In April 1948, Benning was elected mayor of Neligh, nearly doubling his opponent’s vote count, 428 to 227. He served two terms, leaving office in 1952.
In four years as mayor, the town paved roads, built sewers and flood control.
Unfortunately, the most exciting moment of his time as mayor appears to have been the night that — and there’s no easy way to say this — he shot a guy. It was an accident, or what in his Army days he might have called a negligent discharge.
During a night meeting in December 1949, Benning and two other members of the town council were asked by night watchman Bill Ludwig to examine his .38 caliber revolver “for defects.” As Benning tried to work the pistol, it fired. The bullet struck the fingertip of Ralph Lundquist and lodged in a wall on a map at a spot marked “East Cemetery Road.”

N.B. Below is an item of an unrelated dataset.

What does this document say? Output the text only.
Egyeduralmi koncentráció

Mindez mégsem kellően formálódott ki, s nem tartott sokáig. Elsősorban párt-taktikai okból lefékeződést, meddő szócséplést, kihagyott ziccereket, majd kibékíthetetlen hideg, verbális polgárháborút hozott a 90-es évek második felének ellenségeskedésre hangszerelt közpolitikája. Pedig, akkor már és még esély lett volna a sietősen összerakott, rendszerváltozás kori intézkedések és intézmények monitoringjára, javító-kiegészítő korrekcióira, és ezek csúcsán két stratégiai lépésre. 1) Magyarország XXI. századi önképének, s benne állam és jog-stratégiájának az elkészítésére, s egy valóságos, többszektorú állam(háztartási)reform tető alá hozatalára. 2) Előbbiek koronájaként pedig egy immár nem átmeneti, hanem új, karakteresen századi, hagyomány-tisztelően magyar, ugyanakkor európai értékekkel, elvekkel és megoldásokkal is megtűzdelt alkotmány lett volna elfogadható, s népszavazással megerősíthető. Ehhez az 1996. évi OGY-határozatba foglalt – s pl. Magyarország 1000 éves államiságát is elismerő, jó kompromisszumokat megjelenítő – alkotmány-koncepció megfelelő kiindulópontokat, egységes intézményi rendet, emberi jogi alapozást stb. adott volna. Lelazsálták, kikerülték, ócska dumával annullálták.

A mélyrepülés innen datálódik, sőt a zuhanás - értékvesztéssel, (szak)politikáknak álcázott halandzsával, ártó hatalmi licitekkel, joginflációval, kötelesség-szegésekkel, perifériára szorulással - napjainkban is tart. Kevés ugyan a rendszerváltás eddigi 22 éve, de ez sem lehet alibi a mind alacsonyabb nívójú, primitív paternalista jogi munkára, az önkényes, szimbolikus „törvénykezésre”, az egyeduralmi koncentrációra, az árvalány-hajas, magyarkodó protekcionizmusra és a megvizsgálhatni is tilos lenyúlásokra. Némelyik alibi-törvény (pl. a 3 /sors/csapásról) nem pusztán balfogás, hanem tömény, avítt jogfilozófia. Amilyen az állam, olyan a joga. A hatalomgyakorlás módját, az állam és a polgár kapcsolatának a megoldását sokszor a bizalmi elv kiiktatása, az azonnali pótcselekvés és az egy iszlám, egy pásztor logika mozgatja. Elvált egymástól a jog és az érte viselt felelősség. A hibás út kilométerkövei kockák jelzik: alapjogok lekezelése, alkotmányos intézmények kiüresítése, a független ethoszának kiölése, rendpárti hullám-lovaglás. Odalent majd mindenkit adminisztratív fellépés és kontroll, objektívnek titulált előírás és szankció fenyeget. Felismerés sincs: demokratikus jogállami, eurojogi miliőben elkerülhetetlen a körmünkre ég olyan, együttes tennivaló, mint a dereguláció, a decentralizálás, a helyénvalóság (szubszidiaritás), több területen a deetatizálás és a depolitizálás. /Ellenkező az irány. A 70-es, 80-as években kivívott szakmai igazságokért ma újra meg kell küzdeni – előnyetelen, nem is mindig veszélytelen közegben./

“Council meeting ends abruptly after bullet hits Ralph Lundquist,” the Neligh News headline deadpanned.
Besides his time as Mayor, Benning was the Post Commander of the local American Legion and the President of the town’s Chamber of Commerce.
But his picture seems to have appeared only once in the paper, when he sold the bakery in 1965 to Delmer Reiss, a World War II vet who had worked for Benning for 21 years.
With the bakery sold, Fred and Florence planned to head south for vacation, the paper said, “for the rest of the winter but their plans are indefinite when they return.”